During this week’s PMQs, Theresa May faced questions from MPs on Brexit and the Irish border. We present the word cloud for Theresa May’s answers at PMQs on 28 February 2018:
For the second week in a row, Corbyn focused his questioning on Brexit. After setting out Labour’s position on the Customs Union earlier this week, Corbyn seemed to have more ammunition for his clash with May surrounding this issue. The Labour Leader mocked May’s claim to be pursuing ‘ambitious managed divergence’ from the EU, asking ‘what on earth’ she was talking about.
May spoke about the importance of bringing back control of our borders and our money, to which Corbyn referenced the positive feedback his Customs Union speech got from the CBI and other business groups. He then turned on Liam Fox, who claimed that Labour did not have a clue about the issue.

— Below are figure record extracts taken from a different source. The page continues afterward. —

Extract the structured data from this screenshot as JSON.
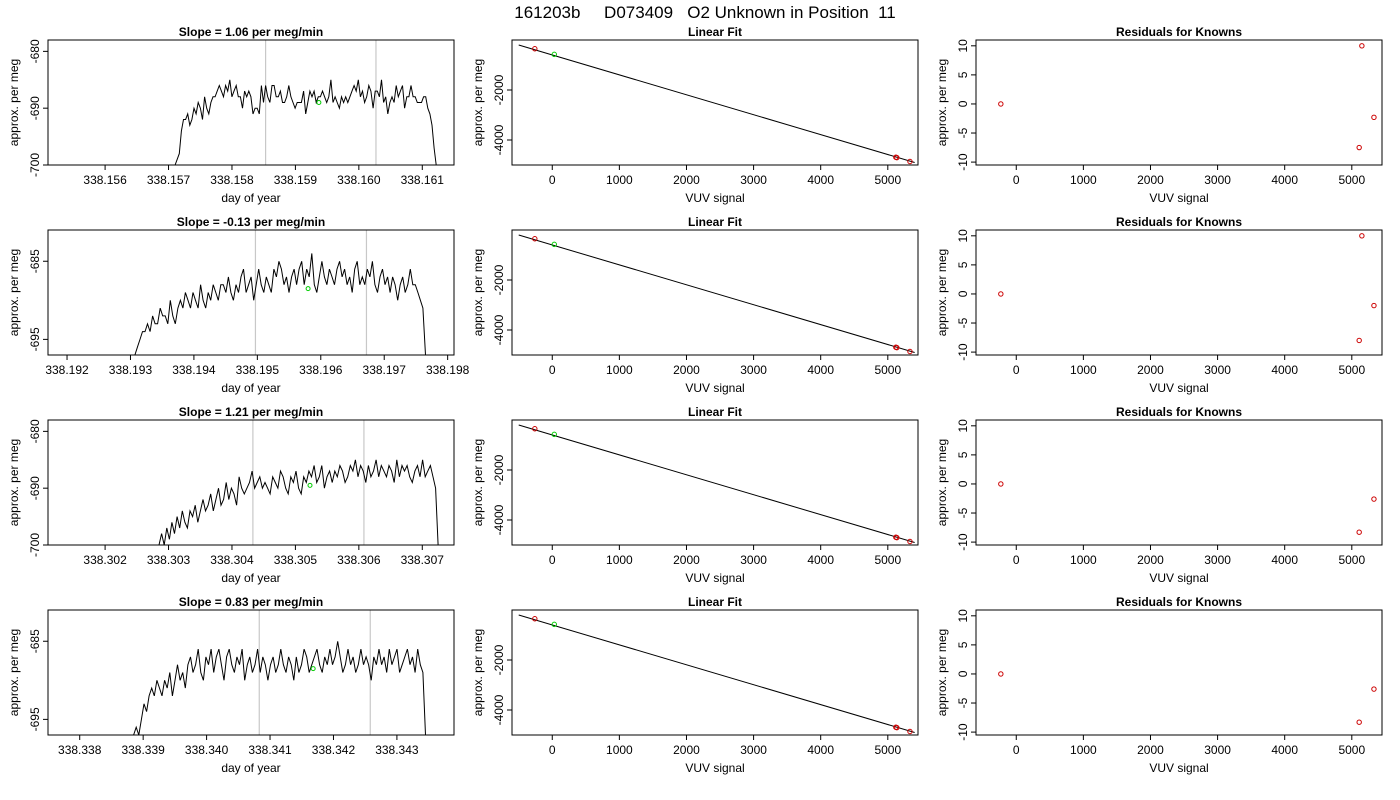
{
  "figure_title": "161203b     D073409   O2 Unknown in Position  11",
  "chart_data": [
    {
      "type": "line",
      "panel": "slope",
      "row": 1,
      "title": "Slope =  1.06  per meg/min",
      "xlabel": "day of year",
      "ylabel": "approx. per meg",
      "xlim": [
        338.1551,
        338.1615
      ],
      "ylim": [
        -700,
        -678
      ],
      "xticks": [
        "338.156",
        "338.157",
        "338.158",
        "338.159",
        "338.160",
        "338.161"
      ],
      "yticks": [
        "-680",
        "-690",
        "-700"
      ],
      "series_start": 338.15707,
      "series_end": 338.16122,
      "y_values": [
        -700,
        -700,
        -699,
        -698,
        -694,
        -692,
        -692,
        -691,
        -693,
        -692,
        -690,
        -691,
        -689,
        -690,
        -692,
        -688,
        -690,
        -691,
        -689,
        -688,
        -688,
        -687,
        -686,
        -687,
        -688,
        -686,
        -687,
        -685,
        -688,
        -687,
        -686,
        -688,
        -688,
        -690,
        -687,
        -688,
        -687,
        -688,
        -691,
        -690,
        -690,
        -691,
        -686,
        -689,
        -686,
        -688,
        -689,
        -686,
        -686,
        -688,
        -688,
        -687,
        -689,
        -689,
        -688,
        -686,
        -688,
        -689,
        -690,
        -689,
        -689,
        -689,
        -687,
        -691,
        -689,
        -687,
        -688,
        -687,
        -689,
        -688,
        -688,
        -687,
        -688,
        -689,
        -688,
        -685,
        -689,
        -688,
        -689,
        -690,
        -688,
        -689,
        -688,
        -689,
        -688,
        -687,
        -686,
        -687,
        -685,
        -688,
        -687,
        -689,
        -688,
        -686,
        -687,
        -690,
        -687,
        -687,
        -688,
        -685,
        -689,
        -688,
        -691,
        -689,
        -688,
        -689,
        -686,
        -688,
        -687,
        -686,
        -690,
        -688,
        -688,
        -686,
        -688,
        -688,
        -689,
        -689,
        -689,
        -688,
        -688,
        -690,
        -691,
        -693,
        -697,
        -700
      ],
      "vlines": [
        338.15853,
        338.16027
      ],
      "marker": {
        "x": 338.15937,
        "y": -689,
        "color": "#00cc00"
      }
    },
    {
      "type": "scatter",
      "panel": "linear_fit",
      "row": 1,
      "title": "Linear Fit",
      "xlabel": "VUV signal",
      "ylabel": "approx. per meg",
      "xlim": [
        -600,
        5450
      ],
      "ylim": [
        -5000,
        0
      ],
      "xticks": [
        "0",
        "1000",
        "2000",
        "3000",
        "4000",
        "5000"
      ],
      "yticks": [
        "-2000",
        "-4000"
      ],
      "line": {
        "x": [
          -500,
          5400
        ],
        "y": [
          -200,
          -4900
        ]
      },
      "points": [
        {
          "x": -260,
          "y": -350
        },
        {
          "x": 5120,
          "y": -4690
        },
        {
          "x": 5135,
          "y": -4705
        },
        {
          "x": 5330,
          "y": -4860
        }
      ],
      "unknown": {
        "x": 30,
        "y": -575
      },
      "point_color": "#cc0000",
      "unknown_color": "#00cc00"
    },
    {
      "type": "scatter",
      "panel": "residuals",
      "row": 1,
      "title": "Residuals for Knowns",
      "xlabel": "VUV signal",
      "ylabel": "approx. per meg",
      "xlim": [
        -600,
        5450
      ],
      "ylim": [
        -10.5,
        11
      ],
      "xticks": [
        "0",
        "1000",
        "2000",
        "3000",
        "4000",
        "5000"
      ],
      "yticks": [
        "10",
        "5",
        "0",
        "-5",
        "-10"
      ],
      "points": [
        {
          "x": -230,
          "y": 0
        },
        {
          "x": 5150,
          "y": 10
        },
        {
          "x": 5110,
          "y": -7.5
        },
        {
          "x": 5330,
          "y": -2.3
        }
      ],
      "point_color": "#cc0000"
    },
    {
      "type": "line",
      "panel": "slope",
      "row": 2,
      "title": "Slope =  -0.13  per meg/min",
      "xlabel": "day of year",
      "ylabel": "approx. per meg",
      "xlim": [
        338.1917,
        338.1981
      ],
      "ylim": [
        -697,
        -681
      ],
      "xticks": [
        "338.192",
        "338.193",
        "338.194",
        "338.195",
        "338.196",
        "338.197",
        "338.198"
      ],
      "yticks": [
        "-685",
        "-695"
      ],
      "series_start": 338.19307,
      "series_end": 338.19765,
      "y_values": [
        -697,
        -696,
        -695,
        -694,
        -694,
        -693,
        -694,
        -692,
        -693,
        -693,
        -691,
        -692,
        -692,
        -693,
        -690,
        -692,
        -693,
        -691,
        -690,
        -691,
        -689,
        -690,
        -691,
        -689,
        -690,
        -691,
        -688,
        -690,
        -691,
        -689,
        -690,
        -688,
        -689,
        -690,
        -688,
        -688,
        -689,
        -687,
        -689,
        -690,
        -688,
        -689,
        -687,
        -686,
        -689,
        -688,
        -687,
        -690,
        -688,
        -686,
        -688,
        -689,
        -687,
        -688,
        -689,
        -686,
        -687,
        -685,
        -686,
        -688,
        -687,
        -689,
        -687,
        -686,
        -688,
        -686,
        -685,
        -688,
        -686,
        -687,
        -684,
        -688,
        -689,
        -687,
        -685,
        -687,
        -688,
        -686,
        -687,
        -688,
        -686,
        -685,
        -687,
        -686,
        -688,
        -687,
        -689,
        -686,
        -685,
        -688,
        -687,
        -688,
        -686,
        -687,
        -685,
        -688,
        -689,
        -687,
        -686,
        -688,
        -687,
        -689,
        -687,
        -688,
        -690,
        -688,
        -687,
        -689,
        -688,
        -686,
        -688,
        -688,
        -689,
        -690,
        -691,
        -697
      ],
      "vlines": [
        338.19497,
        338.19672
      ],
      "marker": {
        "x": 338.1958,
        "y": -688.5,
        "color": "#00cc00"
      }
    },
    {
      "type": "scatter",
      "panel": "linear_fit",
      "row": 2,
      "title": "Linear Fit",
      "xlabel": "VUV signal",
      "ylabel": "approx. per meg",
      "xlim": [
        -600,
        5450
      ],
      "ylim": [
        -5000,
        0
      ],
      "xticks": [
        "0",
        "1000",
        "2000",
        "3000",
        "4000",
        "5000"
      ],
      "yticks": [
        "-2000",
        "-4000"
      ],
      "line": {
        "x": [
          -500,
          5400
        ],
        "y": [
          -200,
          -4900
        ]
      },
      "points": [
        {
          "x": -260,
          "y": -350
        },
        {
          "x": 5120,
          "y": -4690
        },
        {
          "x": 5135,
          "y": -4705
        },
        {
          "x": 5330,
          "y": -4860
        }
      ],
      "unknown": {
        "x": 30,
        "y": -575
      },
      "point_color": "#cc0000",
      "unknown_color": "#00cc00"
    },
    {
      "type": "scatter",
      "panel": "residuals",
      "row": 2,
      "title": "Residuals for Knowns",
      "xlabel": "VUV signal",
      "ylabel": "approx. per meg",
      "xlim": [
        -600,
        5450
      ],
      "ylim": [
        -10.5,
        11
      ],
      "xticks": [
        "0",
        "1000",
        "2000",
        "3000",
        "4000",
        "5000"
      ],
      "yticks": [
        "10",
        "5",
        "0",
        "-5",
        "-10"
      ],
      "points": [
        {
          "x": -230,
          "y": 0
        },
        {
          "x": 5150,
          "y": 10
        },
        {
          "x": 5110,
          "y": -8
        },
        {
          "x": 5330,
          "y": -2
        }
      ],
      "point_color": "#cc0000"
    },
    {
      "type": "line",
      "panel": "slope",
      "row": 3,
      "title": "Slope =  1.21  per meg/min",
      "xlabel": "day of year",
      "ylabel": "approx. per meg",
      "xlim": [
        338.3011,
        338.3075
      ],
      "ylim": [
        -700,
        -678
      ],
      "xticks": [
        "338.302",
        "338.303",
        "338.304",
        "338.305",
        "338.306",
        "338.307"
      ],
      "yticks": [
        "-680",
        "-690",
        "-700"
      ],
      "series_start": 338.30285,
      "series_end": 338.30725,
      "y_values": [
        -700,
        -698,
        -700,
        -697,
        -699,
        -696,
        -698,
        -695,
        -697,
        -694,
        -696,
        -697,
        -694,
        -695,
        -693,
        -696,
        -694,
        -692,
        -694,
        -693,
        -691,
        -694,
        -692,
        -690,
        -693,
        -692,
        -689,
        -692,
        -690,
        -691,
        -693,
        -688,
        -690,
        -691,
        -690,
        -689,
        -687,
        -690,
        -689,
        -688,
        -690,
        -689,
        -690,
        -691,
        -688,
        -689,
        -690,
        -687,
        -688,
        -690,
        -691,
        -688,
        -689,
        -687,
        -690,
        -691,
        -688,
        -689,
        -687,
        -688,
        -686,
        -689,
        -688,
        -686,
        -690,
        -688,
        -687,
        -689,
        -687,
        -688,
        -686,
        -687,
        -689,
        -688,
        -686,
        -687,
        -685,
        -688,
        -686,
        -687,
        -689,
        -686,
        -688,
        -687,
        -685,
        -688,
        -686,
        -687,
        -688,
        -686,
        -687,
        -689,
        -685,
        -688,
        -686,
        -687,
        -686,
        -688,
        -689,
        -687,
        -686,
        -688,
        -685,
        -688,
        -687,
        -686,
        -688,
        -690,
        -700
      ],
      "vlines": [
        338.30433,
        338.30608
      ],
      "marker": {
        "x": 338.30523,
        "y": -689.5,
        "color": "#00cc00"
      }
    },
    {
      "type": "scatter",
      "panel": "linear_fit",
      "row": 3,
      "title": "Linear Fit",
      "xlabel": "VUV signal",
      "ylabel": "approx. per meg",
      "xlim": [
        -600,
        5450
      ],
      "ylim": [
        -5000,
        0
      ],
      "xticks": [
        "0",
        "1000",
        "2000",
        "3000",
        "4000",
        "5000"
      ],
      "yticks": [
        "-2000",
        "-4000"
      ],
      "line": {
        "x": [
          -500,
          5400
        ],
        "y": [
          -200,
          -4900
        ]
      },
      "points": [
        {
          "x": -260,
          "y": -350
        },
        {
          "x": 5120,
          "y": -4690
        },
        {
          "x": 5135,
          "y": -4705
        },
        {
          "x": 5330,
          "y": -4860
        }
      ],
      "unknown": {
        "x": 30,
        "y": -575
      },
      "point_color": "#cc0000",
      "unknown_color": "#00cc00"
    },
    {
      "type": "scatter",
      "panel": "residuals",
      "row": 3,
      "title": "Residuals for Knowns",
      "xlabel": "VUV signal",
      "ylabel": "approx. per meg",
      "xlim": [
        -600,
        5450
      ],
      "ylim": [
        -10.5,
        11
      ],
      "xticks": [
        "0",
        "1000",
        "2000",
        "3000",
        "4000",
        "5000"
      ],
      "yticks": [
        "10",
        "5",
        "0",
        "-5",
        "-10"
      ],
      "points": [
        {
          "x": -230,
          "y": 0
        },
        {
          "x": 5110,
          "y": -8.3
        },
        {
          "x": 5330,
          "y": -2.6
        }
      ],
      "point_color": "#cc0000"
    },
    {
      "type": "line",
      "panel": "slope",
      "row": 4,
      "title": "Slope =  0.83  per meg/min",
      "xlabel": "day of year",
      "ylabel": "approx. per meg",
      "xlim": [
        338.3375,
        338.3439
      ],
      "ylim": [
        -697,
        -681
      ],
      "xticks": [
        "338.338",
        "338.339",
        "338.340",
        "338.341",
        "338.342",
        "338.343"
      ],
      "yticks": [
        "-685",
        "-695"
      ],
      "series_start": 338.33885,
      "series_end": 338.34345,
      "y_values": [
        -697,
        -696,
        -697,
        -695,
        -693,
        -694,
        -692,
        -691,
        -692,
        -690,
        -691,
        -692,
        -690,
        -691,
        -689,
        -692,
        -690,
        -688,
        -690,
        -689,
        -691,
        -688,
        -687,
        -689,
        -688,
        -686,
        -689,
        -690,
        -687,
        -688,
        -686,
        -689,
        -687,
        -686,
        -688,
        -690,
        -687,
        -686,
        -688,
        -689,
        -687,
        -688,
        -686,
        -690,
        -688,
        -687,
        -689,
        -688,
        -686,
        -689,
        -687,
        -688,
        -690,
        -688,
        -687,
        -689,
        -688,
        -686,
        -688,
        -689,
        -687,
        -688,
        -690,
        -687,
        -689,
        -688,
        -686,
        -687,
        -689,
        -688,
        -687,
        -686,
        -688,
        -689,
        -687,
        -688,
        -686,
        -688,
        -687,
        -685,
        -687,
        -689,
        -688,
        -686,
        -688,
        -687,
        -689,
        -688,
        -686,
        -688,
        -687,
        -688,
        -690,
        -687,
        -688,
        -686,
        -688,
        -687,
        -689,
        -686,
        -688,
        -687,
        -686,
        -689,
        -688,
        -687,
        -686,
        -688,
        -687,
        -689,
        -686,
        -688,
        -689,
        -697
      ],
      "vlines": [
        338.34083,
        338.34258
      ],
      "marker": {
        "x": 338.34168,
        "y": -688.5,
        "color": "#00cc00"
      }
    },
    {
      "type": "scatter",
      "panel": "linear_fit",
      "row": 4,
      "title": "Linear Fit",
      "xlabel": "VUV signal",
      "ylabel": "approx. per meg",
      "xlim": [
        -600,
        5450
      ],
      "ylim": [
        -5000,
        0
      ],
      "xticks": [
        "0",
        "1000",
        "2000",
        "3000",
        "4000",
        "5000"
      ],
      "yticks": [
        "-2000",
        "-4000"
      ],
      "line": {
        "x": [
          -500,
          5400
        ],
        "y": [
          -200,
          -4900
        ]
      },
      "points": [
        {
          "x": -260,
          "y": -350
        },
        {
          "x": 5120,
          "y": -4690
        },
        {
          "x": 5135,
          "y": -4705
        },
        {
          "x": 5330,
          "y": -4860
        }
      ],
      "unknown": {
        "x": 30,
        "y": -575
      },
      "point_color": "#cc0000",
      "unknown_color": "#00cc00"
    },
    {
      "type": "scatter",
      "panel": "residuals",
      "row": 4,
      "title": "Residuals for Knowns",
      "xlabel": "VUV signal",
      "ylabel": "approx. per meg",
      "xlim": [
        -600,
        5450
      ],
      "ylim": [
        -10.5,
        11
      ],
      "xticks": [
        "0",
        "1000",
        "2000",
        "3000",
        "4000",
        "5000"
      ],
      "yticks": [
        "10",
        "5",
        "0",
        "-5",
        "-10"
      ],
      "points": [
        {
          "x": -230,
          "y": 0
        },
        {
          "x": 5110,
          "y": -8.3
        },
        {
          "x": 5330,
          "y": -2.6
        }
      ],
      "point_color": "#cc0000"
    }
  ]
}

May attempted to tease MPs with the speech she had planned for Friday, spelling out the details of her policy. Some opposition MPs shouted at May to question why she was making a separate speech outside parliament, which prompted the PM to say: ‘Just calm down’.
Corbyn continued to attack the Government’s handling of Brexit, highlighting the importance of the NHS’s reliance on immigrant staff. Corbyn then turned on Boris Johnson, claiming that he had ‘mixed up’ the Irish border with the one separating the North London boroughs of Camden & Islington and Westminster, a reference to a ‘comical’ comparison made by the Foreign Secretary on BBC Radio 4’s Today programme. To round up his attack on the Government, Corbyn asked May when she will put the country’s interests ‘before the oversized egos in her own cabinet’.
The SNP’s Westminster leader Iain Blackford continued with Corbyn’s attack on the Government’s handling of the Irish border. He claimed the ‘bumbling foreign secretary’ was ‘making the UK a laughing stock’, prompting May to repeat that her Government was committed to the Good Friday agreement.
DUP MP David Simpson asked the PM to confirm that she will ‘never agree’ to a border between Northern Ireland and the rest of the UK. She said that such a proposal would ‘undermine the UK common market and the constitutional integrity of the UK’. She told the house that ‘no UK Prime Minister could ever agree to it’.